In a story on the Department of Homeland Security's
US-VISIT program written by Congressional Quarterly today (subscription only, no link), this anecdote is worthy of further circulation:
Several Border Patrol officers said they are worried the exemptions may leave airports and land borders open to terrorist infiltration.
One Customs and Border Protection (CBP) agent at Dulles International Airport said he was recently told to waive the US-VISIT requirement for about 70 people arriving from Saudi Arabia who were affiliated with the Saudi royal family.

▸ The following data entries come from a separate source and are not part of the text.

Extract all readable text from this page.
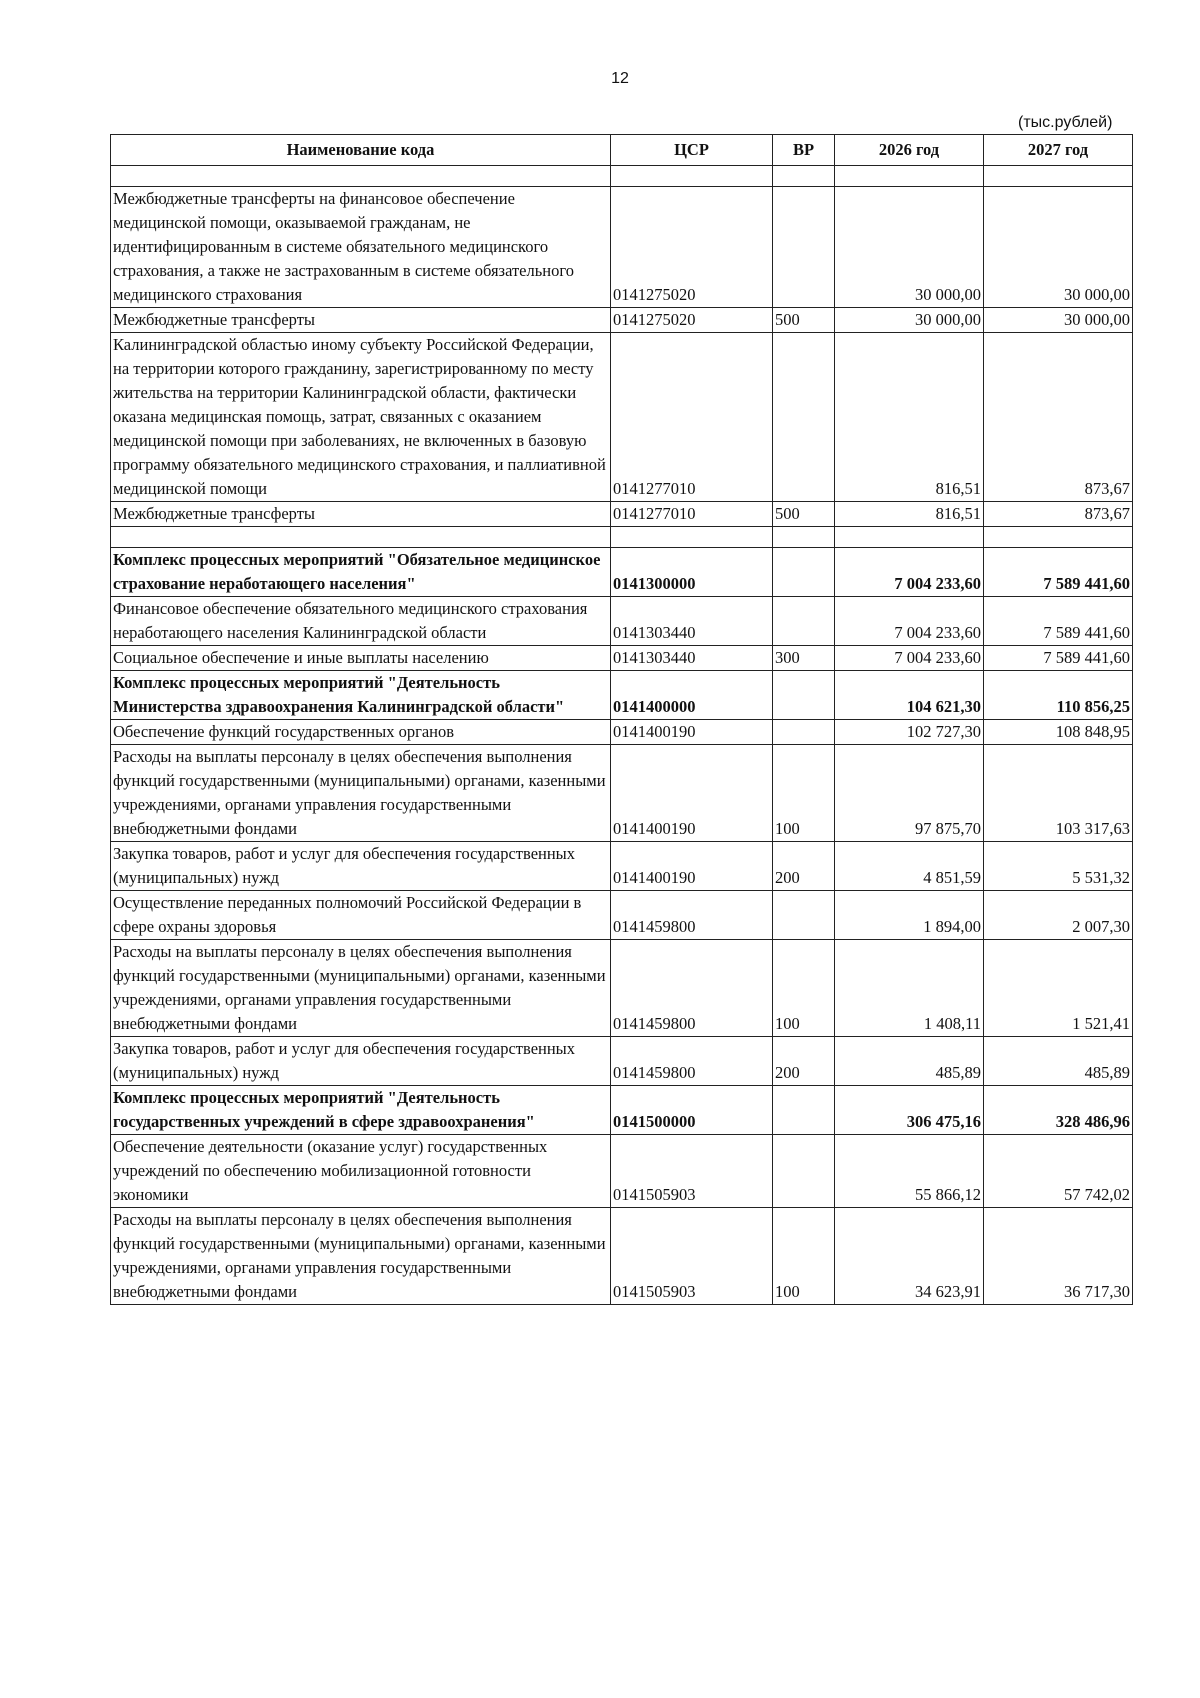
12
(тыс.рублей)
Наименование кода	ЦСР	ВР	2026 год	2027 год

Межбюджетные трансферты на финансовое обеспечение медицинской помощи, оказываемой гражданам, не идентифицированным в системе обязательного медицинского страхования, а также не застрахованным в системе обязательного медицинского страхования	0141275020		30 000,00	30 000,00
Межбюджетные трансферты	0141275020	500	30 000,00	30 000,00
Калининградской областью иному субъекту Российской Федерации, на территории которого гражданину, зарегистрированному по месту жительства на территории Калининградской области, фактически оказана медицинская помощь, затрат, связанных с оказанием медицинской помощи при заболеваниях, не включенных в базовую программу обязательного медицинского страхования, и паллиативной медицинской помощи	0141277010		816,51	873,67
Межбюджетные трансферты	0141277010	500	816,51	873,67

Комплекс процессных мероприятий "Обязательное медицинское страхование неработающего населения"	0141300000		7 004 233,60	7 589 441,60
Финансовое обеспечение обязательного медицинского страхования неработающего населения Калининградской области	0141303440		7 004 233,60	7 589 441,60
Социальное обеспечение и иные выплаты населению	0141303440	300	7 004 233,60	7 589 441,60
Комплекс процессных мероприятий "Деятельность Министерства здравоохранения Калининградской области"	0141400000		104 621,30	110 856,25
Обеспечение функций государственных органов	0141400190		102 727,30	108 848,95
Расходы на выплаты персоналу в целях обеспечения выполнения функций государственными (муниципальными) органами, казенными учреждениями, органами управления государственными внебюджетными фондами	0141400190	100	97 875,70	103 317,63
Закупка товаров, работ и услуг для обеспечения государственных (муниципальных) нужд	0141400190	200	4 851,59	5 531,32
Осуществление переданных полномочий Российской Федерации в сфере охраны здоровья	0141459800		1 894,00	2 007,30
Расходы на выплаты персоналу в целях обеспечения выполнения функций государственными (муниципальными) органами, казенными учреждениями, органами управления государственными внебюджетными фондами	0141459800	100	1 408,11	1 521,41
Закупка товаров, работ и услуг для обеспечения государственных (муниципальных) нужд	0141459800	200	485,89	485,89
Комплекс процессных мероприятий "Деятельность государственных учреждений в сфере здравоохранения"	0141500000		306 475,16	328 486,96
Обеспечение деятельности (оказание услуг) государственных учреждений по обеспечению мобилизационной готовности экономики	0141505903		55 866,12	57 742,02
Расходы на выплаты персоналу в целях обеспечения выполнения функций государственными (муниципальными) органами, казенными учреждениями, органами управления государственными внебюджетными фондами	0141505903	100	34 623,91	36 717,30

"People coming from known terrorist countries [are] to be fingerprinted and photographed for a reason," said the CBP officer, who spoke on condition of anonymity. "When you start making exceptions, you start losing the credibility of the program."
[more below...]
This boggles the mind. We know that
15 of the 19 hijackers on 9/11 were citizens of Saudi Arabia. US taxpayers are spending billions of dollars per year on homeland security. And yet, they're making exceptions for Saudis who are 'affiliated with the royal family'? These aren't diplomats for whom they're allowing this exception; that descriptor - 'affiliated with the royal family' - could apply to literally
tens of thousands of Saudis, and there's no way that the government can be certain that any single one of them is unconnected to al-Qaeda. This seems too reminiscent of the
Saudi getaway flights in the days after 9/11.
Perhaps some of you would dispute the value of spending all this money on homeland security, but if we're going to make these investments, then they need to be used and applied consistently.
The question then becomes: who authorized this? And why does this administration so often seem more loyal to "Bandar Bush" than to the security of American citizens?